RECHTBANK ZEELAND-WEST-BRABANT
Team Familie- en Jeugdrecht
Zittingsplaats: Breda
Zaaknummer: C/02/411138 FA RK 23-3011
Datum: 20 december 2023
nadere beschikking ontkenning en vaststelling vaderschap
in de zaak van
[de vrouw],
hierna te noemen: de vrouw,
wonende te [woonplaats 1] ,
advocaat: voorheen mr. J. van Dijk te Oud-Beijerland, thans mr. C.K. Visser te
Oud-Beijerland.
Als belanghebbenden in onderhavige zaak worden aangemerkt:
de minderjarigen
[minderjarige 1], geboren te [geboorteplaats 1] op [geboortedag 1] 2020, hierna te noemen: [minderjarige 1] ,
en
[minderjarige 2], geboren te [geboorteplaats 1] op [geboortedag 2] 2021, hierna te noemen: [minderjarige 2] ,
beiden vertegenwoordigd door mr. M.A. Breewel-Witteveen, als bijzondere curator,
[de juridische vader],
hierna te noemen: de juridische vader,
wonende te [woonplaats 2] ,
[de vermoedelijke biologische vader],
hierna te noemen: de vermoedelijke biologische vader,
wonende te [woonplaats 3] ,
advocaat: mr. P.D. Zalucha te Rotterdam.
1. Het verdere procesverloop
1.1 De rechtbank oordeelt op grond van de navolgende stukken:
- de in deze zaak gegeven beschikking van 28 augustus 2023, waarin de bijzondere curator is benoemd, en alle daarin genoemde stukken;
- het op 22 augustus 2023 ontvangen aangepaste verzoekschrift;
- de op 12 september 2023 ontvangen referteverklaringen, die door de juridische vader en de vermoedelijke biologische vader zijn ondertekend;
- het op 8 november 2023 ontvangen verslag van bevindingen van de bijzondere curator.
1.2 De mondelinge behandeling van de verzoeken heeft met gesloten deuren plaatsgevonden op 11 december 2023. Bij die gelegenheid zijn verschenen en gehoord de vrouw, bijgestaan door haar advocaat, de advocaat van de vermoedelijke biologische vader, de juridische vader en de bijzondere curator. De vrouw en de juridische vader werden tevens bijgestaan door mevrouw [naam 2] , tolk in de Poolse taal.

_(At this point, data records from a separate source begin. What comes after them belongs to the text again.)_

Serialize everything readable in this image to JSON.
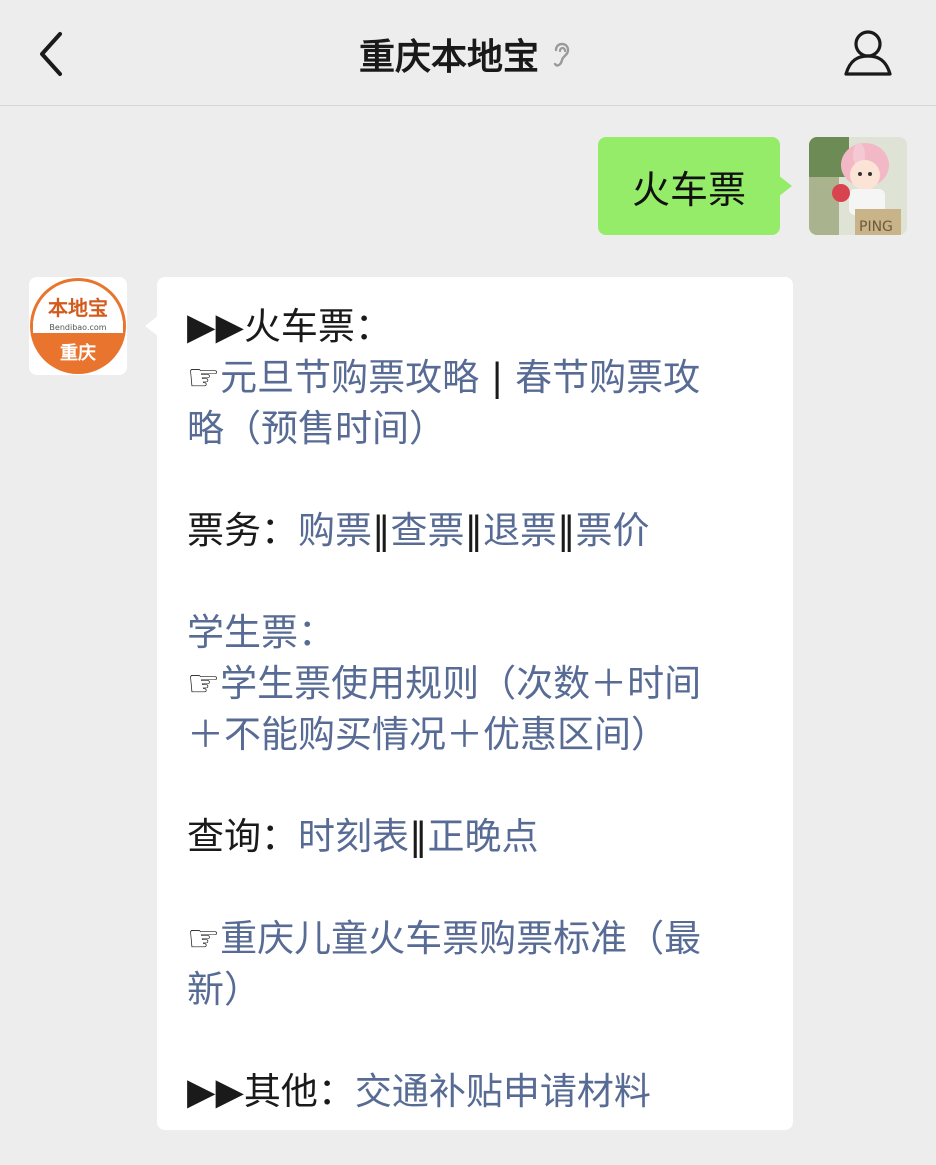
{
  "header": {
    "title": "重庆本地宝",
    "back_icon": "chevron-left-icon",
    "ear_icon": "ear-icon",
    "profile_icon": "person-icon"
  },
  "user_message": {
    "text": "火车票",
    "bubble_color": "#95ec69",
    "avatar_label": "PING"
  },
  "bot": {
    "logo_text_top": "本地宝",
    "logo_url_text": "Bendibao.com",
    "logo_text_bottom": "重庆",
    "logo_color": "#e8742e"
  },
  "bot_message": {
    "link_color": "#576b95",
    "arrows": "▶▶",
    "pointer": "☞",
    "s1_title": "火车票：",
    "s1_link1": "元旦节购票攻略",
    "s1_sep": " | ",
    "s1_link2_a": "春节购票攻",
    "s1_link2_b": "略（预售时间）",
    "s2_label": "票务：",
    "s2_links": [
      "购票",
      "查票",
      "退票",
      "票价"
    ],
    "s2_sep": "‖",
    "s3_title": "学生票：",
    "s3_link_a": "学生票使用规则（次数＋时间",
    "s3_link_b": "＋不能购买情况＋优惠区间）",
    "s4_label": "查询：",
    "s4_links": [
      "时刻表",
      "正晚点"
    ],
    "s5_link_a": "重庆儿童火车票购票标准（最",
    "s5_link_b": "新）",
    "s6_label": "其他：",
    "s6_link": "交通补贴申请材料"
  }
}
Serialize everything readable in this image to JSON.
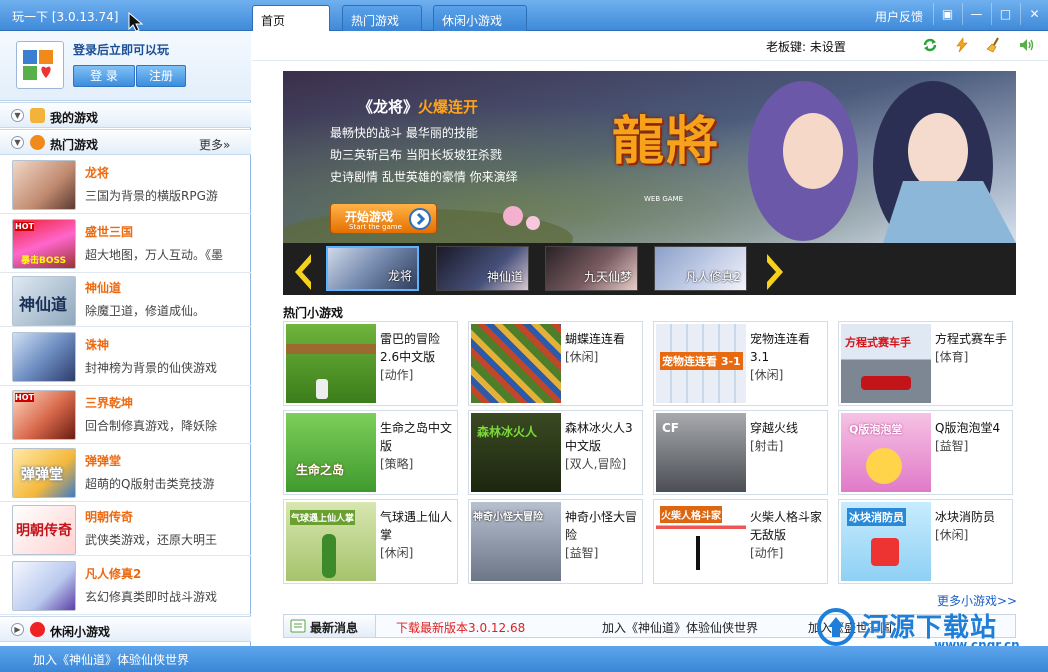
{
  "window": {
    "title": "玩一下 [3.0.13.74]",
    "tabs": [
      "首页",
      "热门游戏",
      "休闲小游戏"
    ],
    "feedback": "用户反馈",
    "controls": [
      "restore-icon",
      "minimize-icon",
      "maximize-icon",
      "close-icon"
    ]
  },
  "login": {
    "prompt": "登录后立即可以玩",
    "login_button": "登 录",
    "register_button": "注册"
  },
  "sidebar": {
    "my_games": "我的游戏",
    "hot_games": "热门游戏",
    "more": "更多»",
    "casual_games": "休闲小游戏",
    "games": [
      {
        "name": "龙将",
        "desc": "三国为背景的横版RPG游"
      },
      {
        "name": "盛世三国",
        "desc": "超大地图，万人互动。《墨"
      },
      {
        "name": "神仙道",
        "desc": "除魔卫道，修道成仙。"
      },
      {
        "name": "诛神",
        "desc": "封神榜为背景的仙侠游戏"
      },
      {
        "name": "三界乾坤",
        "desc": "回合制修真游戏，降妖除"
      },
      {
        "name": "弹弹堂",
        "desc": "超萌的Q版射击类竞技游"
      },
      {
        "name": "明朝传奇",
        "desc": "武侠类游戏，还原大明王"
      },
      {
        "name": "凡人修真2",
        "desc": "玄幻修真类即时战斗游戏"
      }
    ],
    "thumb_texts": {
      "thumb2_top": "HOT",
      "thumb2_bottom": "暴击BOSS",
      "thumb3": "神仙道",
      "thumb5_top": "HOT",
      "thumb6": "弹弹堂",
      "thumb7": "明朝传奇"
    }
  },
  "toolbar": {
    "boss_key": "老板键: 未设置",
    "icons": [
      "refresh-icon",
      "lightning-icon",
      "broom-icon",
      "speaker-icon"
    ]
  },
  "banner": {
    "title_prefix": "《龙将》",
    "title_suffix": "火爆连开",
    "lines": [
      "最畅快的战斗 最华丽的技能",
      "助三英斩吕布 当阳长坂坡狂杀戮",
      "史诗剧情 乱世英雄的豪情 你来演绎"
    ],
    "start_button": "开始游戏",
    "start_button_sub": "Start the game",
    "logo_text": "龍將",
    "logo_sub": "WEB GAME"
  },
  "carousel": {
    "items": [
      "龙将",
      "神仙道",
      "九天仙梦",
      "凡人修真2"
    ]
  },
  "mini_games": {
    "heading": "热门小游戏",
    "items": [
      {
        "name": "雷巴的冒险2.6中文版",
        "tag": "[动作]",
        "img_text": ""
      },
      {
        "name": "蝴蝶连连看",
        "tag": "[休闲]",
        "img_text": ""
      },
      {
        "name": "宠物连连看3.1",
        "tag": "[休闲]",
        "img_text": "宠物连连看 3-1"
      },
      {
        "name": "方程式赛车手",
        "tag": "[体育]",
        "img_text": "方程式赛车手"
      },
      {
        "name": "生命之岛中文版",
        "tag": "[策略]",
        "img_text": "生命之岛"
      },
      {
        "name": "森林冰火人3中文版",
        "tag": "[双人,冒险]",
        "img_text": "森林冰火人"
      },
      {
        "name": "穿越火线",
        "tag": "[射击]",
        "img_text": "CF"
      },
      {
        "name": "Q版泡泡堂4",
        "tag": "[益智]",
        "img_text": "Q版泡泡堂"
      },
      {
        "name": "气球遇上仙人掌",
        "tag": "[休闲]",
        "img_text": "气球遇上仙人掌"
      },
      {
        "name": "神奇小怪大冒险",
        "tag": "[益智]",
        "img_text": "神奇小怪大冒险"
      },
      {
        "name": "火柴人格斗家无敌版",
        "tag": "[动作]",
        "img_text": "火柴人格斗家"
      },
      {
        "name": "冰块消防员",
        "tag": "[休闲]",
        "img_text": "冰块消防员"
      }
    ],
    "more_link": "更多小游戏>>"
  },
  "news": {
    "label": "最新消息",
    "items": [
      "下载最新版本3.0.12.68",
      "加入《神仙道》体验仙侠世界",
      "加入《盛世三国"
    ]
  },
  "status": {
    "text": "加入《神仙道》体验仙侠世界"
  },
  "watermark": {
    "text": "河源下载站",
    "url": "www.cngr.cn"
  },
  "colors": {
    "accent_blue": "#3f8ad9",
    "game_name_orange": "#ec6a12",
    "news_red": "#e02020",
    "link_blue": "#1a5fc8"
  }
}
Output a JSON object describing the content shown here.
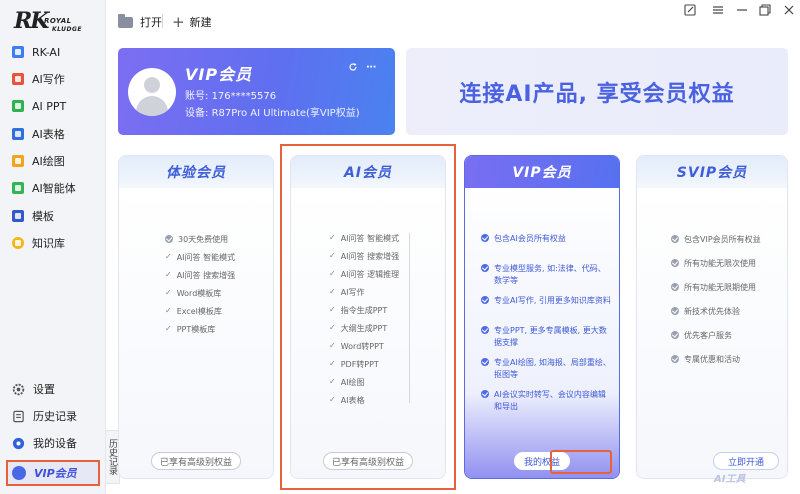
{
  "brand": {
    "logo_main": "RK",
    "logo_sub1": "ROYAL",
    "logo_sub2": "KLUDGE"
  },
  "toolbar": {
    "open_label": "打开",
    "new_label": "新建"
  },
  "sidebar": {
    "items": [
      {
        "label": "RK-AI",
        "icon": "rk-ai-icon"
      },
      {
        "label": "AI写作",
        "icon": "ai-write-icon"
      },
      {
        "label": "AI PPT",
        "icon": "ai-ppt-icon"
      },
      {
        "label": "AI表格",
        "icon": "ai-table-icon"
      },
      {
        "label": "AI绘图",
        "icon": "ai-draw-icon"
      },
      {
        "label": "AI智能体",
        "icon": "ai-agent-icon"
      },
      {
        "label": "模板",
        "icon": "template-icon"
      },
      {
        "label": "知识库",
        "icon": "knowledge-base-icon"
      }
    ],
    "bottom": {
      "settings": "设置",
      "history": "历史记录",
      "devices": "我的设备",
      "vip": "VIP会员"
    },
    "history_tab": "历史记录"
  },
  "user_card": {
    "title": "VIP会员",
    "account_label": "账号:",
    "account_value": "176****5576",
    "device_label": "设备:",
    "device_value": "R87Pro AI Ultimate(享VIP权益)"
  },
  "slogan": "连接AI产品, 享受会员权益",
  "plans": {
    "trial": {
      "title": "体验会员",
      "features": [
        "30天免费使用",
        "AI问答 智能模式",
        "AI问答 搜索增强",
        "Word模板库",
        "Excel模板库",
        "PPT模板库"
      ],
      "button": "已享有高级别权益"
    },
    "ai": {
      "title": "AI会员",
      "features": [
        "AI问答 智能模式",
        "AI问答 搜索增强",
        "AI问答 逻辑推理",
        "AI写作",
        "指令生成PPT",
        "大纲生成PPT",
        "Word转PPT",
        "PDF转PPT",
        "AI绘图",
        "AI表格"
      ],
      "button": "已享有高级别权益"
    },
    "vip": {
      "title": "VIP会员",
      "features": [
        "包含AI会员所有权益",
        "专业模型服务, 如:法律、代码、数学等",
        "专业AI写作, 引用更多知识库资料",
        "专业PPT, 更多专属模板, 更大数据支撑",
        "专业AI绘图, 如海报、局部重绘、抠图等",
        "AI会议实时转写、会议内容编辑和导出"
      ],
      "button": "我的权益"
    },
    "svip": {
      "title": "SVIP会员",
      "features": [
        "包含VIP会员所有权益",
        "所有功能无限次使用",
        "所有功能无限期使用",
        "新技术优先体验",
        "优先客户服务",
        "专属优惠和活动"
      ],
      "button": "立即开通"
    }
  },
  "watermark": "AI工具"
}
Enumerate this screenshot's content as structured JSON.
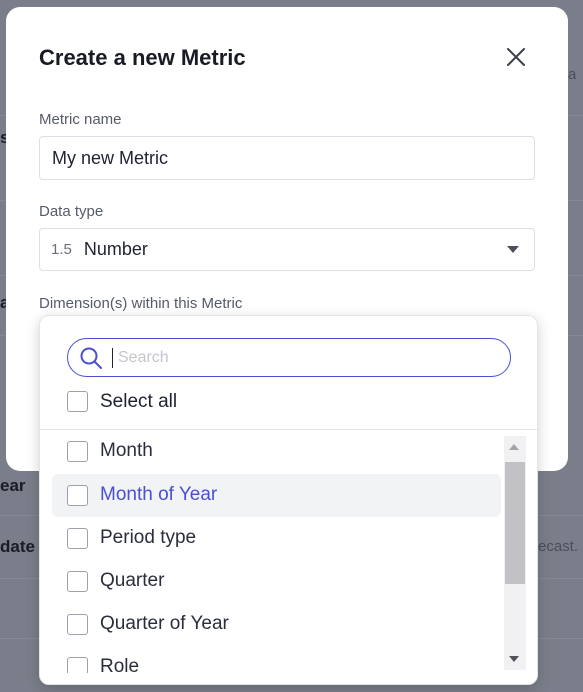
{
  "background": {
    "fragments": [
      "a",
      "s",
      "a",
      "ear",
      "date",
      "ecast."
    ]
  },
  "modal": {
    "title": "Create a new Metric",
    "close_icon": "close-icon",
    "metric_name": {
      "label": "Metric name",
      "value": "My new Metric"
    },
    "data_type": {
      "label": "Data type",
      "prefix": "1.5",
      "value": "Number"
    },
    "dimensions": {
      "label": "Dimension(s) within this Metric"
    }
  },
  "dropdown": {
    "search_placeholder": "Search",
    "select_all_label": "Select all",
    "options": [
      {
        "label": "Month",
        "checked": false
      },
      {
        "label": "Month of Year",
        "checked": false
      },
      {
        "label": "Period type",
        "checked": false
      },
      {
        "label": "Quarter",
        "checked": false
      },
      {
        "label": "Quarter of Year",
        "checked": false
      },
      {
        "label": "Role",
        "checked": false
      }
    ]
  },
  "colors": {
    "accent": "#4a4fd1",
    "overlay": "#6f7380"
  }
}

Alhoewel correct opgeroepen is de vermoedelijke biologische vader niet verschenen.

2.De nadere beoordeling

2.1
Aan de orde zijn de verzoeken van de vrouw om de ontkenning van het vaderschap van de juridische vader gegrond te verklaren, het vaderschap van de vermoedelijke biologische vader vast te stellen en te verklaren dat de minderjarigen de geslachtsnaam [naam 1] zullen dragen. Daarnaast ligt voor het zelfstandige subsidiaire verzoek van de bijzondere curator namens de minderjarigen om, indien en voor zover de rechtbank de vrouw niet-ontvankelijk verklaart, het vaderschap van de juridische vader te ontkennen nadat uit een nog af te nemen DNA-onderzoek volgt dat de vermoedelijke biologische vader de vader van de minderjarigen is.
2.2
Uit de stukken en de mondelinge behandeling blijkt het volgende.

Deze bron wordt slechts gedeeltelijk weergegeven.